Loris Tjeknavorian
Friday, November 26, 2021Loris Tjeknavorian (born 13 October 1937) is an Iranian Armenian composer and conductor.
He is one of the most celebrated cultural figures in Armenia, Iran and Austria.
As one of the leading conductors of his generation, he has led international orchestras throughout the world: in Austria, UK, United States’ Canada, Hungary, Copenhagen, Iran, Finland, USSR, Armenia, Thailand, Hong Kong, South Africa, Denmark, and Israel.
As a composer Tjeknavorian has written 6 operas, 5 symphonies, choral works (among them God is Love, The Life of Christ, the oratorio Book of Revelation, and a requiem), chamber music, ballet music, piano and vocal works, concerti for piano, violin, guitar, cello and pipa (Chinese lute), as well as music for documentary and feature films.
His compositions have been performed by major orchestras, including the London Symphony Orchestra, London Philharmonic Orchestra, Halle Orchestra, Philharmonic Orchestra Helsinki, American Symphony Orchestra in New York, Tehran Symphony Orchestra, Johannesburg Symphony Orchestra, Haifa Symphony Orchestra, the Mexico Symphony Orchestra, London Percussion Virtuosi, Strasbourg Percussion Ensemble and English Chamber Orchestra.

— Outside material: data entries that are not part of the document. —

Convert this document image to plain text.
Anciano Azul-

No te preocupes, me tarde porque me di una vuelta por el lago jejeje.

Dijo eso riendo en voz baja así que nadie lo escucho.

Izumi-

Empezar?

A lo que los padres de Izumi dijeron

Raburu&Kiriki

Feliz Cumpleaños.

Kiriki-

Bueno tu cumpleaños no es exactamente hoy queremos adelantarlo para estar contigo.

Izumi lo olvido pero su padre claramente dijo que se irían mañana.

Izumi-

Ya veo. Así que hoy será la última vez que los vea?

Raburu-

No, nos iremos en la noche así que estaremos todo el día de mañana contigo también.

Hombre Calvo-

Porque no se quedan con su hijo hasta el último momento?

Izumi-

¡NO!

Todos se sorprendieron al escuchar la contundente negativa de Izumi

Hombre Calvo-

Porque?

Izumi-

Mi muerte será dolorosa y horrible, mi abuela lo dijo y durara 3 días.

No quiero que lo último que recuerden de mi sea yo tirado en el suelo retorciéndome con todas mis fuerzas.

He has made some 100 recordings with RCA, Philips, EMI, ASV, and others.
Born in Borujerd, Iran in 1937 to immigrant Armenian parents, Tjeknavorian's early life was succinctly chronicled in the London magazine Gramophone in 1976:
"His father came from Eastern Armenia and his mother had fled from Western Armenia during the 1915 Armenian Genocide…Influenced by three cultures, Armenian, Iranian and Western he benefited from a cosmopolitan upbringing. His grandfather, a doctor, liked to play the violin and as a boy Loris enjoyed listening to professional string-players (Russian, Armenian or Polish immigrants) in local cafés. Although not themselves musical, his parents wanted all three children (one boy, two girls) to play musical instruments. Eight-year-old Loris was given a violin. Despite the lack of a teacher, the boy began to study in earnest; before long he had composed a number of piano pieces, with no formal instruction whatsoever. At 16 he formed a four-part choir and organized and conducted his own orchestra in Teheran. A year later he was ready to leave for the Vienna Academy of Music as a violin and composition student. While there, he wrote a violin concerto, which received the ultimate endorsement from his teacher, Hans-Joachim Drevo, who was the soloist in the work's première. Tjeknavorian graduated with honours." (Gramophone, November 1976)
Shortly after his graduation, the Austrian music publisher Doblinger published four of his piano compositions as well as his Ballet Fantastique for three pianos, celeste and percussion in Vienna.
Following this fruitful period of education, Tjeknavorian went back to Iran in 1961, where he taught music theory at the Tehran Conservatory of Music. At the same time, he was appointed director of Tehran's Music Archives and put in charge of collecting and researching traditional and modern Iranian folk music and instruments. He mounted the first Archives exhibition to great success, and began work on an opera based on the epic poem of Rostam and Sohrab.
Tjeknavorian returned to Austria in 1963 to further his studies in Salzburg at the Mozarteum. There, he met the renowned composer Carl Orff, who was to become the young musician's mentor and enthusiastic supporter. On hearing Tjeknavorian play sections of his opera Rostam and Sohrab, Orff offered him a full one-year scholarship to stay in Salzburg to complete the first draft of the opera. In addition, Orff commissioned Tjeknavorian to compose piano music based on Armenian music for the Schulwerk, Orff's system for teaching music. Tjeknavorian composed over 130 short pieces for beginning to advanced students. These are collected in two volumes called Kaleidoscope for Piano, portions of which were also published by Schott as Bilder Aus Armenia (Pictures from Armenia).
Tjeknavorian moved to the United States in 1965, where he began to study conducting at the University of Michigan. From 1966 to 1967 he was appointed composer-in-residence at Concordia College in Moorhead, Minnesota, and from 1966 to 1970 head of the instrumental and opera departments at Moorhead University in Minnesota.